El ahora occiso trabajaba junto con su hermano Ernesto en Monterrey y ambos se dirigían al ejido del que son originarios; pero el menor de los carnales comenzó a sentirse muy mal.
El mayor de ellos estacionó la camioneta en la que viajaban junto a la estación Gas Total, en el kilómetro 11 de la Carretera Estatal 50, más conocida como Libramiento Carlos Salinas de Gortari, y salió a pedir ayuda.
Cerca del lugar estaba la base de la Policía Operativa del Estado y allí se dirigió Ernesto a pedir auxilio.

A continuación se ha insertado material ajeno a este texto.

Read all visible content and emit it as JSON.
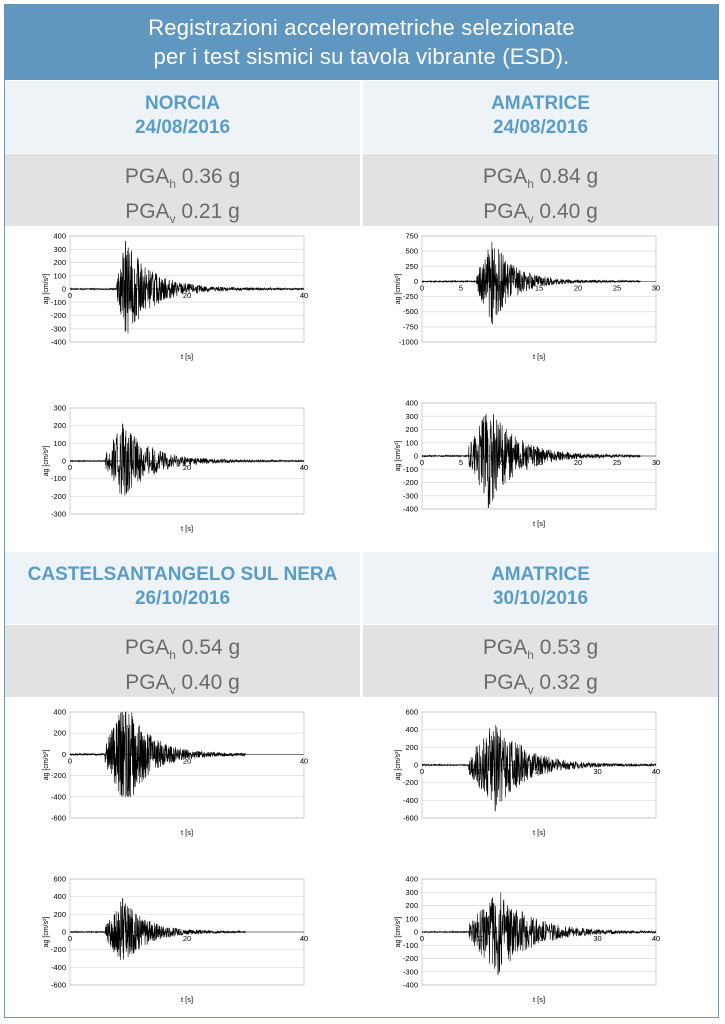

Sin embargo, cuando oficiales de la corporación acudieron a la unidad vehicular Ulises ya no tenía signos vitales.
Desde el momento en que Ernesto llegó a la comandancia pidiendo ayuda se solicitó la presencia de los socorristas de la Cruz Roja, pero después de revisarlo se dieron cuenta de que Ulises ya había fallecido.
De estos hechos se notificó a la Agencia del Ministerio Público de Ciudad Frontera, que inició las investigaciones.
El hoy occiso tenía problemas con la ingesta de alcohol. De acuerdo a la averiguación de las autoridades, Ulises bebía un litro diario de mezcal y su estado de salud no era bueno.
El médico legista estableció que el individuo falleció de muerte natural en la camioneta, camino a su tierra en Escobedo, Coahuila.